Mike Davis, who's been unhoused for many years, said public comment is all theater–just politicians in suits pretending to listen when “they already have their minds made up,” he said. 

While Tuesday was the first time many unhoused participants had ever commented at a meeting, they knew that the council had heard (and ignored) their demands before, especially the demand to stop the sweeps. 

Samuel Lange has been unhoused on-and-off for 10 years, and he’s noticed a recent uptick in sweeps. After he got kicked out of his tiny shelter earlier this year, he said the City has swept him six times in the last four months and never offered him more than a tent for shelter. Without a stable place to anchor, he stopped going to his dialysis appointments, which he needs to attend three times a week to keep his kidneys functioning.

“I’m going to die out here, and they don’t care,” Lange said. 

The Solidarity Budget set up shop right next to a line of RVs parked in Ballard and a chicken shop with the permission of one of Seattle's chillest small business owners. HK

What They Want

Even if his public comment seemed unlikely to move the needle, Lange said he had to try because his life depends on it. And he went through hell to do it, too. While he waited for his turn to speak, his tent, planted a few blocks south of the event, caught on fire in a propane accident and burned down.

But he said it’s important that the council hear directly from unhoused people, even if they’ve heard it all before from housed advocates.

“Housed people don’t know the half of what we go through,” Lange said. “It’s more powerful to hear from us.”

After hours of waiting in the cold and dark, he called in to tell the council to defund the City programs that sweep unhoused people and to use that $38 million to fund affordable housing.

Tanya and Davis told the council that they wanted the City to spend its money on RV safe lots. As it stands, Mosqueda’s balancing proposal includes an amendment from Council Member Dan Strauss to add about $100,000 to the Human Services Department to conduct outreach to RV residents and pay for parking offense mitigation. The City also earmarked about $87 million for the King County Regional Homelessness Authority over the next two years. According to the authority’s 2023 budget, they’ll spend $5 million on 130 RV safe lots around the county.

What They Have

Davis said he didn’t have high hopes the council would listen. And even if they did, a few million in the budget wouldn’t solve the underlying poverty that forces people into homelessness. But he said that building community between unhoused and housed Seattleites that night carried far more power than giving a one-minute testimony. 

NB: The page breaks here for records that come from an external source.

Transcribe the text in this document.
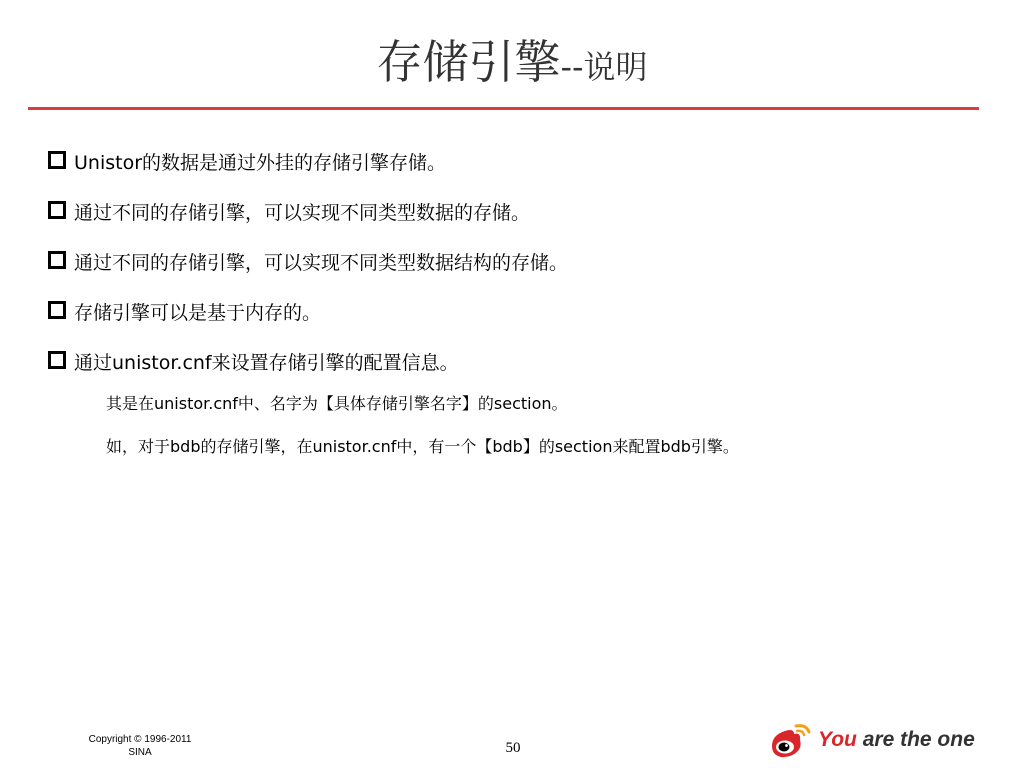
存储引擎--说明
Unistor的数据是通过外挂的存储引擎存储。
通过不同的存储引擎，可以实现不同类型数据的存储。
通过不同的存储引擎，可以实现不同类型数据结构的存储。
存储引擎可以是基于内存的。
通过unistor.cnf来设置存储引擎的配置信息。
其是在unistor.cnf中、名字为【具体存储引擎名字】的section。
如，对于bdb的存储引擎，在unistor.cnf中，有一个【bdb】的section来配置bdb引擎。
Copyright © 1996-2011
SINA	50	You are the one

Twenty or so people gathered outside the chicken restaurant, huddled up in pairs over cell phones stuck on hold. But they weren’t sitting in silence. They were commiserating over the wait that out-lived their hand warmers. They were giving and taking clothes from the mutual aid booth. They were getting to know each other over warm drinks from the community table.

“Homeless people have a powerful lobby,” he said, gesturing to the community. “And when the council doesn’t listen to us, they just keep making more of us.”